A solution of LDA [from diisopropylamine (0.35 mL, 2 mmol), n-BuLi (1 mL, 2.0 M in hexanes, 2 mmol) in THF (2 mL)] was transferred to a solution of 7d (250 mg, 1 mmol) in THF (2 mL) at -78 °C and stirred for 30 min. ZnCl2
(138 mg, 1 mmol) in THF (2 mL) was added. A precipitate was formed and the mixture was allowed to warm to room temperature. 1-Iodo-4-nitrobenzene (or iodobenzene)

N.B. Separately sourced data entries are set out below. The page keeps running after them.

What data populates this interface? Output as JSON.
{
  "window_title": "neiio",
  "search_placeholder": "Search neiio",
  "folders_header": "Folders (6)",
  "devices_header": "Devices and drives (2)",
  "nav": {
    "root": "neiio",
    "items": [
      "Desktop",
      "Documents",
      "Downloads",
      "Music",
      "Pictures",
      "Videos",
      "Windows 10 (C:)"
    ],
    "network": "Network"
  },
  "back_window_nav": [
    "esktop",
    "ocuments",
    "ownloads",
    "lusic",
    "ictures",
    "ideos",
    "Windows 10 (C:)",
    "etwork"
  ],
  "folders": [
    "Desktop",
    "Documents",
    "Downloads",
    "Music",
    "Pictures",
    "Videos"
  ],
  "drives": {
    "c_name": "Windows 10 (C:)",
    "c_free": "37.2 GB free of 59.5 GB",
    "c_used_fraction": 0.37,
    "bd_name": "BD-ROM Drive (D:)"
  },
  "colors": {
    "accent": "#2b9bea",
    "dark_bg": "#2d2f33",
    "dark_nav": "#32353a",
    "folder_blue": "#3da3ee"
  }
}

(1 mmol) and Pd(PPh3)4 (0.015 g, 0.01 mmol) were added and the reaction mixture was heated at reflux for 3 hours. After cooling, saturated aqueous NH4Cl was added, and the product was extracted with EtOAc, the extracts were washed with water, dried (MgSO4), and evaporated under reduced pressure. Purification by silica gel flash chromatography gave the 3,5-diaryl-4-bromopyridines 10.
Selected data for 3,5-diaryl-4-bromopyridines: 10a mp 153-154 °C (EtOAc-hexane); 1H NMR (300 MHz, CDCl3) δ 7.48 (5 H, m, PhH), 7.53 (2 H, d, J = 9.0 Hz, CH3′,5′), 8.36 (2 H, d, J = 9.0 Hz, CH2′,6′), 8.45 (1 H, s, CH2); 8.53 (1 H, s, CH6); 13C NMR (75 MHz, CDCl3) δ 123.6 (CH), 128.4 (CH), 128.6 (CH), 129.5 (CH), 130.8 (CH), 133.0 (C), 137.2 (C), 137.3 (C), 139.4 (C), 144.3 (C), 147.8 (C),148.8 (CH), 150.5 (CH). 10b mp 116-117 °C (EtOAc-hexane); 1H NMR (300 MHz, CDCl3) δ 7.48 (10 H, m, PhH), 8.45 (2 H, s, CH2, 6); 13C NMR (75 MHz, CDCl3) δ 128.3 (CH), 128.4 (CH), 129.6 (CH), 133.4 (C), 137.9 (C), 139.1 (C), 149.4 (CH).